The uselessness of language (which we fondly believed showed our superiority to the other animals) and the terrible track of destruction leave us with intolerable grief and shame, and no hope. We know only that we are far down the track of a process we ourselves began:
No tripping in the aleatory light, no thesaurus
for radioactive dusk with incurable ciphers. …
All that remains is the running brush, a train
and a whisper in the machine, half-wilting.
No figures of speech – nothing to speak of.
(‘After Fukushima’, 66)
Looked at from a different angle, loss can bring awareness of what might have been, what could have been.
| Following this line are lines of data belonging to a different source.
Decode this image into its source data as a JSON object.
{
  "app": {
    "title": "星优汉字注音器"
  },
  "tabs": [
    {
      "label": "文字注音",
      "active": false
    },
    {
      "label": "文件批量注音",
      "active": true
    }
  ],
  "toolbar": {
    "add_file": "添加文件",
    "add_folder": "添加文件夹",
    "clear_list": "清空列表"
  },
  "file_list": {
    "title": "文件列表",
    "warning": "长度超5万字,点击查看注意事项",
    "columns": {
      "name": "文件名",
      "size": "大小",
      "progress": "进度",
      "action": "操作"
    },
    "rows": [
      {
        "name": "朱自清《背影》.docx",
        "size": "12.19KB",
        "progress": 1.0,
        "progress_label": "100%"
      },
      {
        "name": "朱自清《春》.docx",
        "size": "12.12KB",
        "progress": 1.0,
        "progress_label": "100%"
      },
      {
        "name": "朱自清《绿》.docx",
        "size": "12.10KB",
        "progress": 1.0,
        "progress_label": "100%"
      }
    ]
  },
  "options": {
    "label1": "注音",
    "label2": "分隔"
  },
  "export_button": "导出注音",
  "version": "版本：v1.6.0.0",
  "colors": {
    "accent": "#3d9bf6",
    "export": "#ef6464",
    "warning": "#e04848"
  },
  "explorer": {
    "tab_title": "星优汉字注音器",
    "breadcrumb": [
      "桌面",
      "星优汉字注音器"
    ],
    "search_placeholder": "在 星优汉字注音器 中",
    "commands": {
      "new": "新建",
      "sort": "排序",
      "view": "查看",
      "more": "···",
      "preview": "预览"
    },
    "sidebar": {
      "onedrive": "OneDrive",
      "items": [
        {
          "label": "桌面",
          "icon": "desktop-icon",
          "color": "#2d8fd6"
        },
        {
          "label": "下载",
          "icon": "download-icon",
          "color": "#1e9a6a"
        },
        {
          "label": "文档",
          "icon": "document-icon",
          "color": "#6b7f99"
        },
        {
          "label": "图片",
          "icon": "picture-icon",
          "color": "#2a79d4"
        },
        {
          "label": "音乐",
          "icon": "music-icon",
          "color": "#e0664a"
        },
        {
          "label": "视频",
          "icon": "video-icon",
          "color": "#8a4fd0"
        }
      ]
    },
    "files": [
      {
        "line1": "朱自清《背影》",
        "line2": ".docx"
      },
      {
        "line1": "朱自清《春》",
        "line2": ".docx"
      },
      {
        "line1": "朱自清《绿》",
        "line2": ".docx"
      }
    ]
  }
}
Joseph Conrad’s short story ‘Youth’ comes from the heart of Boys’ Own Tales of Empire: it follows a lad on a cosmically unseaworthy coaler taking coal from Newcastle to Bangkok, a nearly endless voyage in which everything possible goes wrong; the ship is saved only so that Marlowe can, years later, regale his worthy friends (retired mariners all) with the story of how his youthful spirit flourished amid it all – as his guests harumph in admiration, pass the bottle back and forth, and reflect that this is how Men are Made. It’s an story of mindless acceptance and takes place entirely on one level, in the grey, indeterminate world that surrounds one small ratty vessel. (Actually, not ratty: the rats leave early on in the piece, necessitating a whole new crew.)
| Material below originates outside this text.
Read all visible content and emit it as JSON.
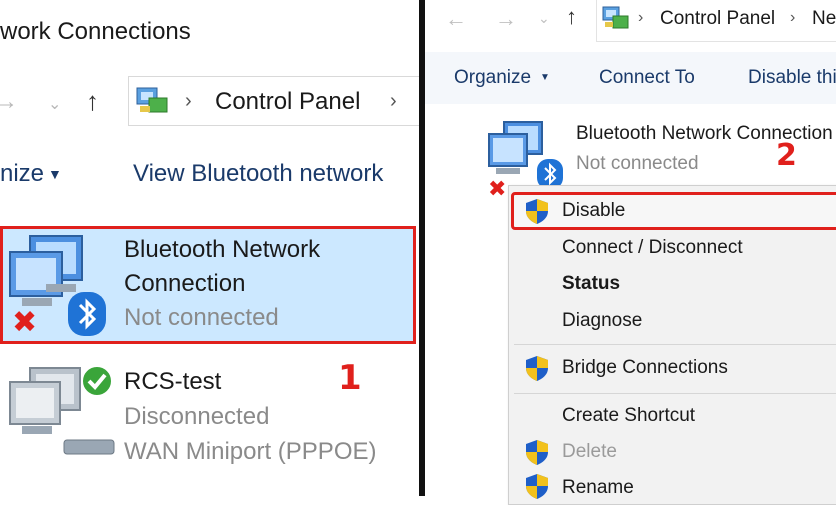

Now look at ‘Youth, by Josephine Jayshree Conrady’ a glorious five-page narrative that brings life to a voyage geographically somewhat similar to Conrad’s, but one that revives and resuscitates the story by adding anecdotes and layers and a personality – as though the Technicolor has suddenly been switched on. J. J. Conrady asks and wonders:
Even as it recedes, why do I miss London?
Houses that reek of lime and coal smoke,
a crowded chaos spilling into Gravesend’s
noisy piers, stevedores, a jungle of wharves,
dock gates, Tilbury’s mastheads. …
I dressed in kurta with kersey breeches,
brass buttons, my hair clipped to the ears.
The sea beckoned, lingering
as in a dream, one does not wish to wake
from since it returns us to the cargo
of the drowned, unalterable past. …
(34)
There is travel, there is drama; above all, there are three dimensions and five senses making a wonderfully rich story – ultimately reflecting an immigrant’s sense first, of the confusion of new places and customs, and then of the fated, inevitable destination (which may not have been planned to begin with):
There’s only ever been one passage:
this deck I’ve paced, facing south.
…
Larrikins brawled with Arabs en route
to Melbourne. … English was a blank verse
that colonised our minds;
the full moon left us unbalanced.
…
Youth is intrepid of all mystery.
She plys a corridor to the Torres Straits …
All day the endless toil
of shovelling sand, pumping water,
a feat, like life itself. Or futile words –
Black. Arabian. Baltic, Ivory. Atlantic.
But through all the colour and headiness of human life, the loss awaits:
The sea is restless for her prize, the reefs patient.
Mercy we cry, each one of us
dreams of our poor carcass, swept asunder,
while in the harbour the hungry shipwrights wait.
(36-38)
This is a passionate book, full of grief and time travel, of keen observation of the world along with anger and shame for humanity. The poet’s voice is the voice of the Pythia at Delphi – not cryptic as some traditions have it but rather speaking from the very heart of the earth, original and powerful. The book is worth reading – and re-reading.
Mary Cresswell is from Los Angeles and lives on New Zealand’s Kapiti Coast. She is a retired science editor and volunteers at a nature reserve and at a women’s centre. Her new book, Field Notes (a satirical miscellany) is due from Makaro Press, Wellington, in mid-2017.